Un omaggio alla nostra terra è l’ opera L’Italiana (1917) che è tornata in patria, eccezionalmente per questa occasione, dopo circa novant’anni. Una rappresentazione unica della “tipica” donna ciociara, un abito di campagna, un cesto e lo sfondo animato dal “cupolone”, una interpretazione dell’Italia secondo gli occhi del maestro.
Gli anni tra le due guerre portarono Picasso oltre che a confrontarsi con diversi stili — infatti si può vedere in delle opere il richiamo manifesto ad alcuni suoi colleghi dell’epoca, Matisse, Magritte, De Chirico —, anche ad indagare diverse tematiche. Proprio questa sua poliedricità artistica rende straordinario l’obiettivo dell’esposizione: mostrare un altro Picasso, non quello che comunemente si conosce: in alcune opere si vede immediatamente la sua mano, l’originalità di visione, la potenza coloristica, la frammentazione delle immagini, mentre in altre, invece, si è completamente spiazzati, spaesati, percependo altre visuali, altre tecniche,  mostranti, più delle altre,  la  genialità di Picasso.

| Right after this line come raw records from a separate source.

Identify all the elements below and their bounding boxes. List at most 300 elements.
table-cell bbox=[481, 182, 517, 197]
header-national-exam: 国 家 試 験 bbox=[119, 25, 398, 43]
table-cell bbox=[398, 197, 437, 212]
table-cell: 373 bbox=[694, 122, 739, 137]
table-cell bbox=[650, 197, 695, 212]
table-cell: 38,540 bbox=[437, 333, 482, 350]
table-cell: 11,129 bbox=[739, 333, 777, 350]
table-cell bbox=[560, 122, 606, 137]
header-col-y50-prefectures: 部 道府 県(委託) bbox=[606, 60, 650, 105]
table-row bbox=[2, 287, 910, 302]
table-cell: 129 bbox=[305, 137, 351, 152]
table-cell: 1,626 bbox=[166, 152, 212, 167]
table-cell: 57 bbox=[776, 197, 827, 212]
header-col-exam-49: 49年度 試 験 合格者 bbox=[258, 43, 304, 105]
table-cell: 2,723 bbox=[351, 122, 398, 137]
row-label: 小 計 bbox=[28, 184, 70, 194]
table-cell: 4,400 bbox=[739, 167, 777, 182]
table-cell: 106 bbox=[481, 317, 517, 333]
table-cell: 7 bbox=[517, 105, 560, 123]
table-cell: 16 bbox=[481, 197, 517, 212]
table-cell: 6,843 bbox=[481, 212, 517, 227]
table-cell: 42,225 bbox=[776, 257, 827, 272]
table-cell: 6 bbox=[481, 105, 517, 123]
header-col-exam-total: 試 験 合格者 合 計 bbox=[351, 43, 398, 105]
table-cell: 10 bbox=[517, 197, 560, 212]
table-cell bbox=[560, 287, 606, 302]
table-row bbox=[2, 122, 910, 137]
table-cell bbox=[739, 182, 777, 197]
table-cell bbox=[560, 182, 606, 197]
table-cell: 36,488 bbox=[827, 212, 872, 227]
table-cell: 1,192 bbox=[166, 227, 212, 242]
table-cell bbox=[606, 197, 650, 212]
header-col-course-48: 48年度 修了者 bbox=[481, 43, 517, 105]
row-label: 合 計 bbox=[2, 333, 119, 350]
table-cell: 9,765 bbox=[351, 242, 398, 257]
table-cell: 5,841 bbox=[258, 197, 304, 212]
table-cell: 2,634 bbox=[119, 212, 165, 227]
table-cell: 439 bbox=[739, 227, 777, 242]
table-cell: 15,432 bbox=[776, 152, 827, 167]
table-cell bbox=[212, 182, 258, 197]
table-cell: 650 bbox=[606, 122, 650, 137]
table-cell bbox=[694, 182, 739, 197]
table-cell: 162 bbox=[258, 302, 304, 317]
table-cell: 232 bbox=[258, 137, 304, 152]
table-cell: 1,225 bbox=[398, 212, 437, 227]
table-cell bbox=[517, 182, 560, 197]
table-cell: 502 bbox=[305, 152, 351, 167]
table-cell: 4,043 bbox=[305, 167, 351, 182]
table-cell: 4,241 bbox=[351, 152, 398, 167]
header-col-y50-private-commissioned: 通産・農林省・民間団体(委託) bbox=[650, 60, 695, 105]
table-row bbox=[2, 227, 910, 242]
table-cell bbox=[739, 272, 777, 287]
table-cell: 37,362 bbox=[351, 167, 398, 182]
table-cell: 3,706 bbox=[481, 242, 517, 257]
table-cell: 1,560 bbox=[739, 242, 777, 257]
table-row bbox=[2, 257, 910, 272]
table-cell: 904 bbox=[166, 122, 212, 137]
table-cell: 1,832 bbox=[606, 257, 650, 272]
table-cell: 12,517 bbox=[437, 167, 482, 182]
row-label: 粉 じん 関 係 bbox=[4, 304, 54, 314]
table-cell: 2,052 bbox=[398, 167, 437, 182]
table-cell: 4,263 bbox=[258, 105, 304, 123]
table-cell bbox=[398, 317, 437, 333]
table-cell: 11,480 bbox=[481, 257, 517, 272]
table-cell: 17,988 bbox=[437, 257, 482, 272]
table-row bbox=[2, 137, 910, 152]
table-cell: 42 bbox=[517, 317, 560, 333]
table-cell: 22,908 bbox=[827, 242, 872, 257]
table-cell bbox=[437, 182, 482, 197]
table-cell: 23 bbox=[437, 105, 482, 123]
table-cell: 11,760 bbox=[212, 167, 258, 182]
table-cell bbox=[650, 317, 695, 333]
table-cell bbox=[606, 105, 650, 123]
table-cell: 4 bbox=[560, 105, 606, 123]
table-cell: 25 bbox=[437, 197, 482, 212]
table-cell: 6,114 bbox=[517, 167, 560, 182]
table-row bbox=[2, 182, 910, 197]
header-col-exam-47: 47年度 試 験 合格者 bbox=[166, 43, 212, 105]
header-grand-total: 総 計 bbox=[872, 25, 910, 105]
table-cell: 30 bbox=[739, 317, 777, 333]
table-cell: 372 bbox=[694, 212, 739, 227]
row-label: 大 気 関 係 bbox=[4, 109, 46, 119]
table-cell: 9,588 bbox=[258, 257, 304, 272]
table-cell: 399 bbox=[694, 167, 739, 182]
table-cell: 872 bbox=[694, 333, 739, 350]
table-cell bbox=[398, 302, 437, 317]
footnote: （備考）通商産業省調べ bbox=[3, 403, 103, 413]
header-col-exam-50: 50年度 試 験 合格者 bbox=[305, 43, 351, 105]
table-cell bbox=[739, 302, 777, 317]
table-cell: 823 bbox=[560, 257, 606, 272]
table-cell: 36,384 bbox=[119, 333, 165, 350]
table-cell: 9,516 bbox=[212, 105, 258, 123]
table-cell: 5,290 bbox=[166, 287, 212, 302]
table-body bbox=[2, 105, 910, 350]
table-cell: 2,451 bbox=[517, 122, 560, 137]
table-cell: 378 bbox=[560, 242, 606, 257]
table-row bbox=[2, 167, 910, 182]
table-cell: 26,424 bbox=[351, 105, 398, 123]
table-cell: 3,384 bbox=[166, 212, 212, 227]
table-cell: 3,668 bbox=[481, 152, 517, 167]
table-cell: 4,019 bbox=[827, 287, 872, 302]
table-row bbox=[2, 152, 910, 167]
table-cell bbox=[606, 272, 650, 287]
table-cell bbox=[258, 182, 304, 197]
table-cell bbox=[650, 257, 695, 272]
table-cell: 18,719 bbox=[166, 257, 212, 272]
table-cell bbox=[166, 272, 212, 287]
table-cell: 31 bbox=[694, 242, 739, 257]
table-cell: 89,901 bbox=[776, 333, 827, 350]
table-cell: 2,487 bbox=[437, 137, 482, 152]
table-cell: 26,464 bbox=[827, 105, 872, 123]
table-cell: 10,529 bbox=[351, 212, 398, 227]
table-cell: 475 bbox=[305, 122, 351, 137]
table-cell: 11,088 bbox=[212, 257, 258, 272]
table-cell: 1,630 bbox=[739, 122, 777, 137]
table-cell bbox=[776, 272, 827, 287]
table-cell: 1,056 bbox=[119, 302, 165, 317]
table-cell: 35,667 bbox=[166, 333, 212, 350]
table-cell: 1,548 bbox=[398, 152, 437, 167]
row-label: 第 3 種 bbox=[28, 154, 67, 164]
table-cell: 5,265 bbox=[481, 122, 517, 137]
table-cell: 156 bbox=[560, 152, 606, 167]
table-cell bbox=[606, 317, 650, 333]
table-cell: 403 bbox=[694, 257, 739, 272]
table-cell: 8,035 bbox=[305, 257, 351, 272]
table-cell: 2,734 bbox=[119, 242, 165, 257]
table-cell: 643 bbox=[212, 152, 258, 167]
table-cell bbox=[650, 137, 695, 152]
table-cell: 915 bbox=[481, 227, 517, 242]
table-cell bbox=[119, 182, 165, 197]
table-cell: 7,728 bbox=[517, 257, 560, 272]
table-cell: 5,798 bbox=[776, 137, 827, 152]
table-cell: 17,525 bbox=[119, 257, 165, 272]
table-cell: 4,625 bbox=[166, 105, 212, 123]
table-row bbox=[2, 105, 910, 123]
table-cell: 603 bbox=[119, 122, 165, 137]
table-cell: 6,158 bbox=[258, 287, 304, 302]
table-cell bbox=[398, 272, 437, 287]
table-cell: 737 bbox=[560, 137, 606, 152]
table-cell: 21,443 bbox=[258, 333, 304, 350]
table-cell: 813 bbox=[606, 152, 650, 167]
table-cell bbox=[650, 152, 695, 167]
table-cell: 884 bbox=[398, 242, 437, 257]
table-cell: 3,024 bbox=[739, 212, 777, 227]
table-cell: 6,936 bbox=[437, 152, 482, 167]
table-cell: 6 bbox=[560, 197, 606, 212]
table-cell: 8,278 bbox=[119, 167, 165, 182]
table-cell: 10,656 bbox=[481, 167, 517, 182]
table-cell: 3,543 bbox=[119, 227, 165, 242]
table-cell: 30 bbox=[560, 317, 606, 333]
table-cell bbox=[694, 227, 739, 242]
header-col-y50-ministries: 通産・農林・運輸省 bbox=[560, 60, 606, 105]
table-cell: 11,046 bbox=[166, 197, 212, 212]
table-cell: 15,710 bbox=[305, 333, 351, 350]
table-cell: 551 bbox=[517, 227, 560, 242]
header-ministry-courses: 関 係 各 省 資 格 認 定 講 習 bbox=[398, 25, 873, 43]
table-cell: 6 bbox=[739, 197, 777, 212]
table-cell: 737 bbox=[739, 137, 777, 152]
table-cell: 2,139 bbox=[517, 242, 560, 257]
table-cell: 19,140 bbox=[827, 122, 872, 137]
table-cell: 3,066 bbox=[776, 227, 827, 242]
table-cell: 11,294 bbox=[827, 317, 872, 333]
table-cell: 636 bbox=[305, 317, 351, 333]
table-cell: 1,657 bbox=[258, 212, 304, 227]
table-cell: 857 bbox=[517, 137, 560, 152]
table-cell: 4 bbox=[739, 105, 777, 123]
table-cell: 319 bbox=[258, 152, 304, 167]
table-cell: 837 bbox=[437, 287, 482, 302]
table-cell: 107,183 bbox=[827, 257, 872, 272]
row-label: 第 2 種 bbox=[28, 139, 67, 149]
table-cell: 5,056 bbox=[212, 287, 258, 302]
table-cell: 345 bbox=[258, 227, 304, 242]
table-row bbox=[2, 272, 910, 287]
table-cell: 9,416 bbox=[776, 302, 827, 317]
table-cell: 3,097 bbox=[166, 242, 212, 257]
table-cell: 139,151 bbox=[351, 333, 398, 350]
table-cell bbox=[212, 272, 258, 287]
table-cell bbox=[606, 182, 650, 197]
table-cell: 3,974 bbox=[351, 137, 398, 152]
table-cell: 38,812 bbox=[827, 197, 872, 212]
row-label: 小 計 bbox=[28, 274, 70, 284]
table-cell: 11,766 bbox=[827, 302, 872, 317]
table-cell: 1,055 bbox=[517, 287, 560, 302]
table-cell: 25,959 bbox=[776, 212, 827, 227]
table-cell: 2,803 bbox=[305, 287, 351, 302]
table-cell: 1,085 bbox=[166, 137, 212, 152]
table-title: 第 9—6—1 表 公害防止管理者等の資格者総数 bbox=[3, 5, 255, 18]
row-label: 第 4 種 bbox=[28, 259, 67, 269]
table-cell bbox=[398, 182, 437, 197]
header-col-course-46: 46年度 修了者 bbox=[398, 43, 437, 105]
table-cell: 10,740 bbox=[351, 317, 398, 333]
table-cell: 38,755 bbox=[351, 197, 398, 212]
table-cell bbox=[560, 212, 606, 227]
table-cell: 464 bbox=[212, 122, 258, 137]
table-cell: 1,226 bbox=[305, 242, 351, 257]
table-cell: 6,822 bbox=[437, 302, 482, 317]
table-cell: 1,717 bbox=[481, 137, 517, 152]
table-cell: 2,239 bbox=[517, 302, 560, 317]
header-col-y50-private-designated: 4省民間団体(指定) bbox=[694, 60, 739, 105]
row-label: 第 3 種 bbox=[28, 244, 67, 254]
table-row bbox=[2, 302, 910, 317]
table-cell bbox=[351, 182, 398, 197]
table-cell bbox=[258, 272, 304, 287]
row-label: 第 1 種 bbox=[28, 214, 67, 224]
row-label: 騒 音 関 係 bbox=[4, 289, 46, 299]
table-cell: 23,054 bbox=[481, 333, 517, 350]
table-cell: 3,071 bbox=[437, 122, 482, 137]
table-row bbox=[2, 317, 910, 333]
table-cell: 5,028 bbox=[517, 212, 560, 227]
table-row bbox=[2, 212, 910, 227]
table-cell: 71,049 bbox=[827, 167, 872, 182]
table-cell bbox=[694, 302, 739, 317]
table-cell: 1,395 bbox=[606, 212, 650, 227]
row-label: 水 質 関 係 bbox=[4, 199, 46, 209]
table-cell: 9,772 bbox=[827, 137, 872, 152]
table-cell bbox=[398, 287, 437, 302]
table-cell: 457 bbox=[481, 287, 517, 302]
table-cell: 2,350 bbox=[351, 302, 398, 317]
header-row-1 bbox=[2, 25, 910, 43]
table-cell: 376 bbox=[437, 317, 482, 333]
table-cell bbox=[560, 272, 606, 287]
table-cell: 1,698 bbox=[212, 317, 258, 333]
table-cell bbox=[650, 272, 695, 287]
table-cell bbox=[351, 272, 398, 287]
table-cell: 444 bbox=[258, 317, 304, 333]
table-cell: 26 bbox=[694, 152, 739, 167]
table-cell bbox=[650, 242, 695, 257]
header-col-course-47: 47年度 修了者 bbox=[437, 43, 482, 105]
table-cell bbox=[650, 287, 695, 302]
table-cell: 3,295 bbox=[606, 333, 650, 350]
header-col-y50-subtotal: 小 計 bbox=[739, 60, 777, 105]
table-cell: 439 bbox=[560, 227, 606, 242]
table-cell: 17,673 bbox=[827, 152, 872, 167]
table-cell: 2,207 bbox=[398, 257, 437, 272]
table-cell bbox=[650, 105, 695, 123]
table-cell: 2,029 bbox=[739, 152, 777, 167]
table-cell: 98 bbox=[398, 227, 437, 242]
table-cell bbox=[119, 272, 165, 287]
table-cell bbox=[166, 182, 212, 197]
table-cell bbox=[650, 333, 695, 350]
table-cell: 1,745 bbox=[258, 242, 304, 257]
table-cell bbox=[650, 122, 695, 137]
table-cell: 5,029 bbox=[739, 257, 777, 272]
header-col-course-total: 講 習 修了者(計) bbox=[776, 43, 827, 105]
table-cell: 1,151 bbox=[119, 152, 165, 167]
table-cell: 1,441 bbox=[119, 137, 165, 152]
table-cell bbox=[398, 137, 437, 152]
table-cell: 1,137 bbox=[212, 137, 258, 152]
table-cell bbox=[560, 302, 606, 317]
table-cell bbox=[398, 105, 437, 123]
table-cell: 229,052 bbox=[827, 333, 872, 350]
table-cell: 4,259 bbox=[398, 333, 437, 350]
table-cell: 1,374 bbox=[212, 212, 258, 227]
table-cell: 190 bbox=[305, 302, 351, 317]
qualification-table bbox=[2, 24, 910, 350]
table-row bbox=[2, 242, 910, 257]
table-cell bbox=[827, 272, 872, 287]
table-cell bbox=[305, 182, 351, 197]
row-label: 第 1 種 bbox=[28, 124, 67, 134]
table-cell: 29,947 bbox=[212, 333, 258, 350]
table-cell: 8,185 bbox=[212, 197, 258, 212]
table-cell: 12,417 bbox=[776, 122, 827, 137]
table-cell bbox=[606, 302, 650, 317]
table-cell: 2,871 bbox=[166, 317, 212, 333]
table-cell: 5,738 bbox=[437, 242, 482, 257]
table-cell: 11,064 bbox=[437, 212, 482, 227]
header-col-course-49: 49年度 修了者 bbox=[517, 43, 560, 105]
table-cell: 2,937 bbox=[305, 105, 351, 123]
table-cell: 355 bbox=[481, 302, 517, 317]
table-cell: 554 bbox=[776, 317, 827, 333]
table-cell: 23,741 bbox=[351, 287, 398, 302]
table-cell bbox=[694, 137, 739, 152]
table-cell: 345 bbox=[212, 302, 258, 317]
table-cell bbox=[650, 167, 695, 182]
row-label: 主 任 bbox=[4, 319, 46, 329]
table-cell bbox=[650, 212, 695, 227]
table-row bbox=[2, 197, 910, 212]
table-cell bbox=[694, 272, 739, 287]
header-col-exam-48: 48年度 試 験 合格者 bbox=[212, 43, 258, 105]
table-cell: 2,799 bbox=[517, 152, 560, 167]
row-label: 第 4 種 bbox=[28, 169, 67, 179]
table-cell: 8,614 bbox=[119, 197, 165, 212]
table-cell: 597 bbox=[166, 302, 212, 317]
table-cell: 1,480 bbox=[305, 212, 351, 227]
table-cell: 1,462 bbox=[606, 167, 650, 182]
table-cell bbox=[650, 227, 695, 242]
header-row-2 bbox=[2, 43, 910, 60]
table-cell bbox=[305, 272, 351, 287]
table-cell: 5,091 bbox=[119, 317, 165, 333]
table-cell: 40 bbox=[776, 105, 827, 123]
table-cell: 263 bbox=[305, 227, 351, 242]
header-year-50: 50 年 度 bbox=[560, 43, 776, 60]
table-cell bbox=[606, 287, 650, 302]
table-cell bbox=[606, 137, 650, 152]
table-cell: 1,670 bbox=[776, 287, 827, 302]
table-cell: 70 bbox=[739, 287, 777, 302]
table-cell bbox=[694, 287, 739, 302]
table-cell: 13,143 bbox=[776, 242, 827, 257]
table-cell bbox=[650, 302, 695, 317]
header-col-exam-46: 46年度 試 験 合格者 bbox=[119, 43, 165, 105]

Sicuramente tra le opere che sono esposte in mostra quelle che creano maggior smarrimento sono legate alla fase neoclassica, come L’Arlecchino, del 1917, o Donna che legge del 1920, che non sembrano assolutamente opere del maestro.
Il periodo tra le due guerre fu portatore in Picasso di sentimenti contradditori che hanno condotto a tematiche tra le più varie: lo svago, il desiderio di evasione e di spensieratezza,  il tentativo di guardare avanti e nutrire ottimismo sul futuro. Queste emozioni guidarono la realizzazione di opere come Donna sdraiata sulla spiaggia sotto il sole (1932) o altre immagini di bagnanti che giocano. Altre, invece, sono legate più al suo vissuto, al mondo dell’arte, come Lo Studio (1934), dove c’è un pittore intento a rappresentare una modella nell’atelier.
Straordinaria è la capacità di lavorare in serie su medesimi soggetti, riuscendo però a non fare mai un dipinto uguale all’altro; le nature morte, donne che leggono i libri, realizzate in brevissimo tempo l’una dall’altra, colpiscono perché non mostrano niente di simile tra loro.
La mostra si chiude con immagini legate al dolore, alla sofferenza, al sentimento di oppressione, non solo dovuto alle guerre mondiali, una in via di conclusione e l’altra alle porte, ma anche per la difficile condizione della Spagna alle prese con la guerra civile. Protagoniste assolute sono le straordinarie immagini che anticipano l’esecuzione di una delle opere più celebri del maestro, Guernica: una serie di donne che piangono, manifestanti il dolore e l’angoscia di quel periodo, capaci di veicolare quelle sensazioni, trasmettendo a chi osserva  il turbamento dell’animo.
Questa esposizione dona valore aggiunto alla narrazione e alla conoscenza di uno dei maestri più studiati e, per questo, conosciuti del Novecento, dimostrando come si può e si devono sempre trovare nuovi punti di vista e spunti nel narrare la storia dell’arte.